In another sign of the turmoil that continues to roil Egypt two years after the ouster of Mubarak, workers at the largest terminal at Cairo International Airport blocked airplanes on the tarmac and disrupted flights. The Minister of Civil Aviation fired 15 of the strike leaders and suspended 30 others for endangering the lives of passengers. The strike ended after three hours of negotiations. The striking workers were demanding bonuses and dismissal of corrupt officials.
The protests sweeping the country over power outages, fuel and water shortages and perceived changes to Egypt’s identity by the Brotherhood, reflect Egypt’s deep polarization and worsening economic conditions under Morsi, the country’s first freely elected leader.
The March 22 clashes came during spike in political violence in Egypt. Islamists say that the opposition is unable to beat them at the ballot box and has been trying to undercut them through street protests, wrecking the country’s stability. In a speech following that demonstration, a visibly angry Morsi shouted and pounded the table, warning his opponents he was on the verge of taking unspecified measures to protect the nation.
Activists respond that Brotherhood street protesters have been responsible for many of the violent incidents, but were never charged. The March clashes were set off by a videotaped incident in which a Muslim Brotherhood member slapped a woman to the ground and others roughed up activists who were spray-painting anti-Brotherhood graffiti. Brotherhood officials accused the protesters of attacking the group’s office and said its members were defending the building.
Several of the 12 said their referral to trial is a political decision.
Karim el-Shaer, a blogger, told The Associated Press on Wednesday that he was among those who called for the March protest outside the Brotherhood offices but that he had asked that protesters come unarmed.
“The referral to trial is designed to terrorize people and sow panic ahead of June 30, but it will backfire because people will not back down,” said el-Shaer.
Morsi’s government has come under heavy international criticism also over Tuesday’s court ruling against 43 workers, including 15 other Americans, who were sentenced to up to five years in prison in a case against foreign-funded pro-democracy groups. All but one of the Americans left the country before the trial. The other left after the verdict.
The verdict was strongly denounced by the United States. Secretary of State John Kerry and a host of powerful lawmakers expressed outrage, charging that the trial and verdict were politically motivated and incompatible with Egypt’s transition to democratic rule.

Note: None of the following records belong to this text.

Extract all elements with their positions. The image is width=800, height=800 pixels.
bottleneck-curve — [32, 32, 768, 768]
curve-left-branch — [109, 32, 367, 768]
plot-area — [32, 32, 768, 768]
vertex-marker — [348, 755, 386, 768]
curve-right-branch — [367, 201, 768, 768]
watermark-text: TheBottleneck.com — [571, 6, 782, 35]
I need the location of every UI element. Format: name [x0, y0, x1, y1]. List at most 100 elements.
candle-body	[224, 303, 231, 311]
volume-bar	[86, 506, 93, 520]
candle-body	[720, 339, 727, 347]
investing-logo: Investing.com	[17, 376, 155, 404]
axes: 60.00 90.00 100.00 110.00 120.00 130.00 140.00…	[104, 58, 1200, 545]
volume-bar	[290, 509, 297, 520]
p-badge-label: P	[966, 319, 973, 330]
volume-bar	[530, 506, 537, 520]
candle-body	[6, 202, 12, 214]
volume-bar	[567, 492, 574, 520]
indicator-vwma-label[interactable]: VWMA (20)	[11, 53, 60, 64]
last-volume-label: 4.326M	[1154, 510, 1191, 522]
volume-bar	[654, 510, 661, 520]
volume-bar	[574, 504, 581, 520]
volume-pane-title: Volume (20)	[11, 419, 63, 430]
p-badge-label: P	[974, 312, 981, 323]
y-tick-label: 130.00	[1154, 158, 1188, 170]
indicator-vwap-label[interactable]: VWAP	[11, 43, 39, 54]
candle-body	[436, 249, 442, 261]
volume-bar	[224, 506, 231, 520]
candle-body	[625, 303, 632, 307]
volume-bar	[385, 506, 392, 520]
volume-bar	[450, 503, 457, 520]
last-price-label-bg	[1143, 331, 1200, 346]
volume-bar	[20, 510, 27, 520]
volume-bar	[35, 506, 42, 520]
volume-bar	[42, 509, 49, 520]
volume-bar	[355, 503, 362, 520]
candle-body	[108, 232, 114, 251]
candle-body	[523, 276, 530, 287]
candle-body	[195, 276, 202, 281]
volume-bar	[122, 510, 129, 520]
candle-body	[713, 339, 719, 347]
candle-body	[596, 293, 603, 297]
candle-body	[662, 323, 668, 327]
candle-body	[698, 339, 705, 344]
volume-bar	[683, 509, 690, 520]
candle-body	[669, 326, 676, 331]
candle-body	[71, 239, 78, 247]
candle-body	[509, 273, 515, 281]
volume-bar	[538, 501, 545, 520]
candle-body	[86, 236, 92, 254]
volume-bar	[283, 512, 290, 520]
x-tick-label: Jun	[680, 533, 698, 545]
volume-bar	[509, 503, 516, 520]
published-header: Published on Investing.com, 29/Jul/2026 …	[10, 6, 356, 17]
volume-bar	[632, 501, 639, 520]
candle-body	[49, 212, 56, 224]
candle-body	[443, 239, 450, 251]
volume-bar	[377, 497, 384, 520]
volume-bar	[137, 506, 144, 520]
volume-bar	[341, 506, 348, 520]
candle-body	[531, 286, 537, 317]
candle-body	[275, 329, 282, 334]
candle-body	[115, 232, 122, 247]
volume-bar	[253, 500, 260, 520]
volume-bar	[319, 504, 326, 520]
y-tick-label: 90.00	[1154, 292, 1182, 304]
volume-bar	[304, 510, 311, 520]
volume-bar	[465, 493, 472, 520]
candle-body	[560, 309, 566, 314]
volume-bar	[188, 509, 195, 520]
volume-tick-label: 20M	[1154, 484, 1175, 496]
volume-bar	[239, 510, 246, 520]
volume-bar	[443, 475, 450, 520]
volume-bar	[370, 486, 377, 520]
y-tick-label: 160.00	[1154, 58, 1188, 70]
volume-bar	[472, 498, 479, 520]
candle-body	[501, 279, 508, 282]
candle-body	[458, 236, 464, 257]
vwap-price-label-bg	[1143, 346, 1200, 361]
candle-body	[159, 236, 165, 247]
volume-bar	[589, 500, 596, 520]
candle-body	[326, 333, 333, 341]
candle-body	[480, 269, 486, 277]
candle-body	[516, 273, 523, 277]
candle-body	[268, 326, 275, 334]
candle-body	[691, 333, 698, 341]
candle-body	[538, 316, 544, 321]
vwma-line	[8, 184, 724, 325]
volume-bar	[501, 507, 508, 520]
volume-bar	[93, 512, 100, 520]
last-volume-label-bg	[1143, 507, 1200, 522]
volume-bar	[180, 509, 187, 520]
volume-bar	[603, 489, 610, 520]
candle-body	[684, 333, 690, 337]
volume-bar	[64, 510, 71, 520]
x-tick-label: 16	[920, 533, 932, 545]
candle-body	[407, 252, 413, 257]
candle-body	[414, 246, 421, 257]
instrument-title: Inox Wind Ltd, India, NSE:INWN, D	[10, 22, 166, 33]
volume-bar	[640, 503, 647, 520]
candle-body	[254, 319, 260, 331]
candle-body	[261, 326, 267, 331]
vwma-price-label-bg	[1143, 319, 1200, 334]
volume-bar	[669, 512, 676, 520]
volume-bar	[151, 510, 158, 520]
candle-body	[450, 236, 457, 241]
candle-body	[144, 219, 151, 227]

On Wednesday, the Cairo Criminal Court released reasons for its ruling. “Funding is one of new forms of hegemony and control. It is considered a soft imperialism,” the court said in a statement. It charged that funding is used by the donors to “shaken security and stability of the recipient state to weaken and dismantle.”
It also said that the civil groups used democracy and human rights as a cover to “infiltrate national security, topple the state institutions, divide the society, fragment it, reshape its national fabric and its sectarian and political map to serve the American and the Israeli interests.”